Doch – von Anfang an. Zunächst ging es darum herauszufinden, welche Vorstellungen unser Auftraggeber aus dem Projekt Netzteufel der Evangelischen Akademie Berlin hatte. Einige Eckdaten gabs vorab: partizipativ, inhaltlich zum Thema „Positive Narrative als Alternative zu Hate Speech“, Referent*innen der Akademie als Durchführende (gerne neue Methoden!), ansprechend für das sehr heterogene Publikum der Akademie. 

Gemeinsam definierten wir schließlich den Arbeitsauftrag an planpolitik: Es sollte ein interaktiver, kreativer, ergebnisoffener und für Menschen unterschiedlichster Hintergründe zugänglicher Workshop werden, der so vorbereitet ist, dass das Team der Akademie ihn selbst durchführen kann. Nach einigen gemeinsamen konzeptionellen Überlegungen stand schließlich unsere Idee: Eine abgewandelte Form des Design Thinking-Prozesses, bei dem über zwei Tage hinweg in vier Arbeitsgruppen positive Narrative entwickelt und diese anschließend als Prototypen für eine digitale Umsetzung getestet werden. 

Vor der Ausarbeitung des Konzeptes stand allerdings ein Test der Methode Design Thinking mit dem Team der Akademie selbst. Dabei ging es neben dem heiteren Erleben der Methode auch gleich um die methodische Anpassung an den angedachten Workshop-Kontext. Schließlich sollten alle Beteiligten sich sicher und gut aufgehoben fühlen. Auf Basis dieser Überlegungen entwickelten wir schließlich einen detaillierten Workshop-Ablauf für die vier Referent*innen.

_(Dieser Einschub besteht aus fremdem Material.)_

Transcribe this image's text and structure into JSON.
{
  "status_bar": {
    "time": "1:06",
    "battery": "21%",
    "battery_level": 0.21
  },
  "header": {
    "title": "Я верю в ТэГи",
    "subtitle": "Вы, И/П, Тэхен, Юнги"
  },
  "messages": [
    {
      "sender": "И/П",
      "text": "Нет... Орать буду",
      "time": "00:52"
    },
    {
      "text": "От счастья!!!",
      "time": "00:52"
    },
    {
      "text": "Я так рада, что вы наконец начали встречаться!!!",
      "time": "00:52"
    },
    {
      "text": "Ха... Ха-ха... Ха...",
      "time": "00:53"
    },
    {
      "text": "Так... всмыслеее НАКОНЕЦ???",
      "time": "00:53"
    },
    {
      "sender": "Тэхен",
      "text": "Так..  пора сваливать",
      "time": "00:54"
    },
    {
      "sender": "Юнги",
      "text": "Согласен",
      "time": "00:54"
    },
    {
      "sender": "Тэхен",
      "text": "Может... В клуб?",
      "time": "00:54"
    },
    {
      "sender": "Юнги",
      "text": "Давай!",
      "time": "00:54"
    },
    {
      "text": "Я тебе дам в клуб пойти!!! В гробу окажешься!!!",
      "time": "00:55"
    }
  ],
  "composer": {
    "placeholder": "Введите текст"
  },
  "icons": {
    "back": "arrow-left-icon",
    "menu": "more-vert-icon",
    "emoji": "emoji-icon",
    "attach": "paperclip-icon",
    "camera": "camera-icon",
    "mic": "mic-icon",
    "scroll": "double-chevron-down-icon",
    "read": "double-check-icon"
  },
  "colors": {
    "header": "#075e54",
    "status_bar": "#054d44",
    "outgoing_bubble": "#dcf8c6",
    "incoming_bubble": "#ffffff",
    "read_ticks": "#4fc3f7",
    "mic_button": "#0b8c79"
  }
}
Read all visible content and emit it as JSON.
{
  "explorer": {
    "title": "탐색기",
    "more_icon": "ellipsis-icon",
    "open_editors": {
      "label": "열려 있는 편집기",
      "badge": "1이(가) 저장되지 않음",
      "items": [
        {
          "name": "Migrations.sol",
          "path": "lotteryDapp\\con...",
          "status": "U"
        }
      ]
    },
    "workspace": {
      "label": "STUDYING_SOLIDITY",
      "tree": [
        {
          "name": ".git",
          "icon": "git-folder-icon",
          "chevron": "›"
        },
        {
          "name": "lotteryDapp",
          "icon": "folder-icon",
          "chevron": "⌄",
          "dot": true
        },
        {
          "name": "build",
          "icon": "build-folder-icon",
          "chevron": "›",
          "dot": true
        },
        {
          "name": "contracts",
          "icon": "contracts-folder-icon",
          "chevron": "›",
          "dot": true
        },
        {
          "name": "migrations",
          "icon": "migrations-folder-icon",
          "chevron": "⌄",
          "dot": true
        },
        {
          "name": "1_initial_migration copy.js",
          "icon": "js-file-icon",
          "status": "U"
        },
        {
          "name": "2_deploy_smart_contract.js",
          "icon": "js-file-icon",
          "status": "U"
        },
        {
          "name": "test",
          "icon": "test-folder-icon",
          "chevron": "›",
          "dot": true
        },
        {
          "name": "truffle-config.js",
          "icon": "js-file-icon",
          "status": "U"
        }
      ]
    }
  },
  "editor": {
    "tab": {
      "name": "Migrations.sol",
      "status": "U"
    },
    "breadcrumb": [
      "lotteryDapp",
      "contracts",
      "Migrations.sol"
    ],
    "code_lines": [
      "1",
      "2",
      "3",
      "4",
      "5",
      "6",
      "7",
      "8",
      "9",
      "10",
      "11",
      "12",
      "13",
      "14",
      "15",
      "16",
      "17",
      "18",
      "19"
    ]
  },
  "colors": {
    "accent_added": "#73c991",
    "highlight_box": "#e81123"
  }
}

Beim zweitägigen Workshop mit gut 30 Teilnehmenden waren wir als Methoden-Coach im Hintergrund mit dabei und sahen, wie die Methode ihre Magie entfaltete: Sie führte die Teilnehmenden weg vom ständigen Schreiben und hin zum Brainstormen, Zeichnen und Herstellen – gepaart mit kontinuierlichen Feedbackschleifen, in denen die Ideen und analogen und digitalen Prototypen sich ersten Anwendungstests stellten. 

In der Nachbesprechung war klar: der Workshop selbst war ein sehr gut funktionierender Prototyp! Nur an wenigen Stellen sahen wir Anpassungsbedarf, im Großen und Ganzen war die Idee aufgegangen. Kein Wunder, dass es ein Jahr später zur Neuauflage mit optimiertem Konzept kam – und dann sogar als digitale Premiere!